Aperture of the lens: In the middle of a camera lens there is a small hole or window that allows light to pass onto a digital camera’s image sensor or the film strip on a film camera. The aperture of a lens is usually an adjustable iris (or diaphragm) that limits the amount of light passing through a lens. A small aperture allows less light to reach the sensor, which helps create a longer depth of field. When the aperture is large more light reaches the sensor and it becomes easier to create a shallow depth of field. To achieve a large or deep depth of field, a smaller aperture is required.
Camera Sensors: It is worthy to keep in mind that cameras with smaller sensors have larger depths of field because they allow for shorter focal lengths. Whereas, larger formats, like 35mm or Imax, have less depth-of-field than smaller formats like 16mm or most video sensors.
How to achieve depth of field on your smartphone camera
The image sensor in a smartphone is tiny in comparison to the regular and professional camera. So, to achieve the depth of field on a smartphone camera, here’s what you can do:
1. On your camera app, swipe to portrait mode. Move closer to the subject.
2. Lock the subject by touching the screen unless the AE/AF lock sign appears. AE/AF means the exposure and focus have been locked.
3. Adjust the brightness according to one’s aesthetic choice.
4. Finally hit the shutter. One should hold the smartphone steadily or consider using a tripod.
There are three other options to achieve the desired results:
1. Using a third-party application such as Protake – Mobile Cinema Camera, which allows shooting in shallow depth-of-field videos. This application has a Lidar sensor and helps to attain the preferred result. However, the application has the limitation of working only at 1080p and doesn’t support image stabilization. Even the manual exposure control is not applicable.
2. Using the Ulanzi DOF Adapter.
3. Buying an iPhone starting with 7 Plus and iOS 10.1 and above which can capture photos with depth of field similar to a DSLR.

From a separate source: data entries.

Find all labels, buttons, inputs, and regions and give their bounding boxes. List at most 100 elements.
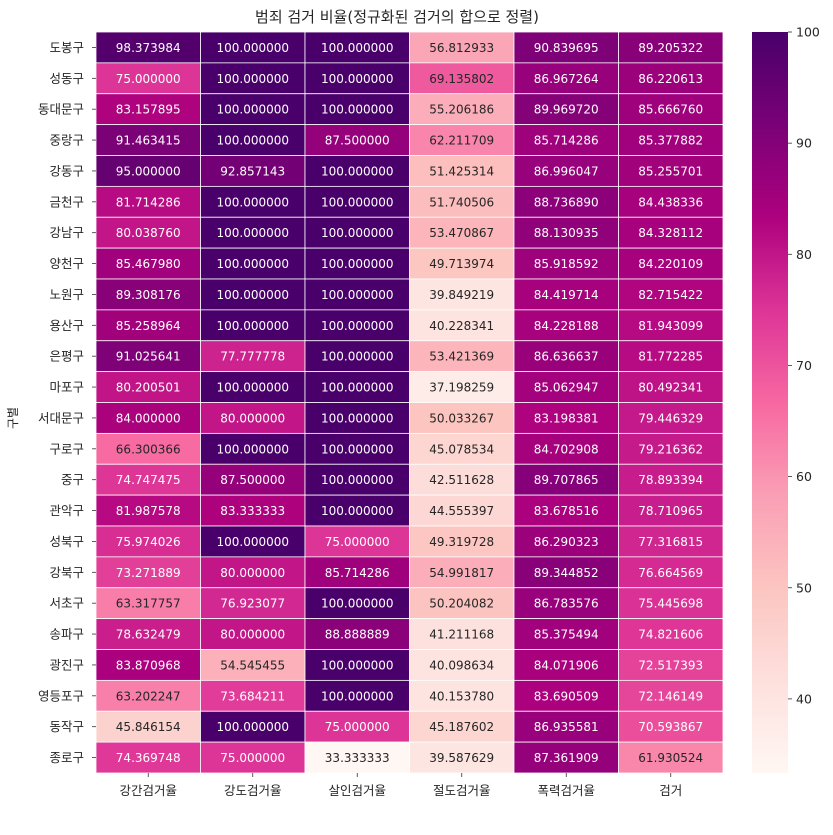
heatmap-cell: [95, 31, 201, 64]
colorbar-tick-label: 70: [796, 358, 812, 373]
heatmap-cell: [200, 618, 306, 650]
heatmap-cell: [513, 124, 619, 156]
cell-value-label: 45.187602: [429, 720, 494, 734]
cell-value-label: 82.715422: [638, 288, 703, 302]
column-labels: 강간검거율 강도검거율 살인검거율 절도검거율 폭력검거율 검거: [119, 773, 682, 798]
cell-value-label: 79.216362: [638, 442, 703, 456]
cell-value-label: 76.664569: [638, 566, 703, 580]
cell-value-label: 55.206186: [429, 103, 494, 117]
colorbar-tick-label: 60: [796, 469, 812, 484]
cell-value-label: 89.205322: [638, 41, 703, 55]
cell-value-label: 85.467980: [116, 257, 181, 271]
heatmap-cell: [618, 62, 724, 95]
cell-value-label: 100.000000: [321, 41, 394, 55]
cell-value-label: 80.038760: [116, 226, 181, 240]
cell-value-label: 40.153780: [429, 689, 494, 703]
heatmap-cell: [304, 463, 410, 496]
heatmap-cell: [409, 432, 515, 465]
cell-value-label: 100.000000: [321, 72, 394, 86]
row-label: 도봉구: [49, 40, 84, 55]
cell-value-label: 100.000000: [321, 103, 394, 117]
heatmap-cell: [409, 649, 515, 681]
cell-value-label: 100.000000: [216, 381, 289, 395]
cell-value-label: 49.713974: [429, 257, 494, 271]
heatmap-cell: [95, 525, 201, 558]
heatmap-cell: [200, 679, 306, 712]
heatmap-cell: [95, 155, 201, 187]
heatmap-cell: [95, 741, 201, 774]
heatmap-cell: [618, 93, 724, 126]
cell-value-label: 76.923077: [220, 597, 285, 611]
cell-value-label: 100.000000: [216, 226, 289, 240]
row-label: 서초구: [49, 596, 84, 611]
cell-value-label: 73.684211: [220, 689, 285, 703]
cell-value-label: 100.000000: [321, 195, 394, 209]
column-label: 절도검거율: [433, 783, 491, 798]
cell-value-label: 81.772285: [638, 350, 703, 364]
cell-value-label: 81.987578: [116, 504, 181, 518]
cell-value-label: 78.893394: [638, 473, 703, 487]
heatmap-cell: [618, 247, 724, 280]
cell-value-label: 85.255701: [638, 164, 703, 178]
row-label: 동작구: [49, 719, 84, 734]
cell-value-label: 50.204082: [429, 597, 494, 611]
cell-value-label: 84.702908: [534, 442, 599, 456]
heatmap-cell: [200, 402, 306, 434]
cell-value-label: 74.821606: [638, 628, 703, 642]
row-label: 송파구: [49, 627, 84, 642]
row-labels: 도봉구성동구동대문구중랑구강동구금천구강남구양천구노원구용산구은평구마포구서대문…: [38, 40, 96, 765]
heatmap-cell: [409, 155, 515, 187]
cell-value-label: 40.228341: [429, 319, 494, 333]
heatmap-cell: [513, 679, 619, 712]
heatmap-cell: [200, 309, 306, 342]
row-label: 동대문구: [38, 102, 84, 117]
heatmap-cell: [618, 679, 724, 712]
heatmap-cell: [95, 371, 201, 403]
heatmap-cell: [409, 62, 515, 95]
cell-value-label: 100.000000: [216, 720, 289, 734]
row-label: 중랑구: [49, 133, 84, 148]
heatmap-cell: [409, 247, 515, 280]
cell-value-label: 86.220613: [638, 72, 703, 86]
cell-value-label: 85.714286: [325, 566, 390, 580]
heatmap-cell: [304, 278, 410, 311]
cell-value-label: 53.421369: [429, 350, 494, 364]
cell-value-label: 100.000000: [321, 597, 394, 611]
cell-value-label: 100.000000: [321, 689, 394, 703]
heatmap-cell: [95, 278, 201, 311]
heatmap-cell: [200, 62, 306, 95]
row-label: 영등포구: [38, 688, 84, 703]
colorbar-ticks: 40 50 60 70 80 90 100: [788, 25, 820, 706]
heatmap-cell: [618, 618, 724, 650]
heatmap-cell: [95, 679, 201, 712]
heatmap-cell: [200, 525, 306, 558]
cell-value-label: 75.000000: [116, 72, 181, 86]
heatmap-cell: [304, 556, 410, 589]
row-label: 강북구: [49, 565, 84, 580]
cell-value-label: 83.678516: [534, 504, 599, 518]
cell-value-label: 100.000000: [321, 504, 394, 518]
colorbar-tick-label: 100: [796, 25, 820, 40]
row-label: 구로구: [49, 441, 84, 456]
heatmap-cell: [409, 494, 515, 527]
heatmap-cell: [618, 649, 724, 681]
cell-value-label: 54.545455: [220, 658, 285, 672]
cell-value-label: 78.632479: [116, 628, 181, 642]
row-label: 노원구: [49, 287, 84, 302]
cell-value-label: 85.666760: [638, 103, 703, 117]
cell-value-label: 33.333333: [325, 751, 390, 765]
heatmap-cell: [95, 463, 201, 496]
cell-value-label: 75.000000: [325, 535, 390, 549]
cell-value-label: 100.000000: [216, 134, 289, 148]
cell-value-label: 86.935581: [534, 720, 599, 734]
cell-value-label: 51.740506: [429, 195, 494, 209]
column-label: 강간검거율: [119, 783, 177, 798]
cell-value-label: 84.419714: [534, 288, 599, 302]
cell-value-label: 40.098634: [429, 658, 494, 672]
cell-value-label: 75.445698: [638, 597, 703, 611]
heatmap-cell: [618, 587, 724, 620]
heatmap-cell: [95, 247, 201, 280]
cell-value-label: 51.425314: [429, 164, 494, 178]
heatmap-cell: [618, 124, 724, 156]
row-label: 중구: [61, 472, 84, 487]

Maintaining focus within a shot is one of the most important aspects of cinematography. This is a specialized job assigned to a key member of the camera department in film and television production known as a focus puller. Concentration, precision and a keen eye for distances are the qualities required for this highly skilled profession. If a shot is discovered out of focus during the post production, no amount of hard work or a miracle can alter the fate of the shot.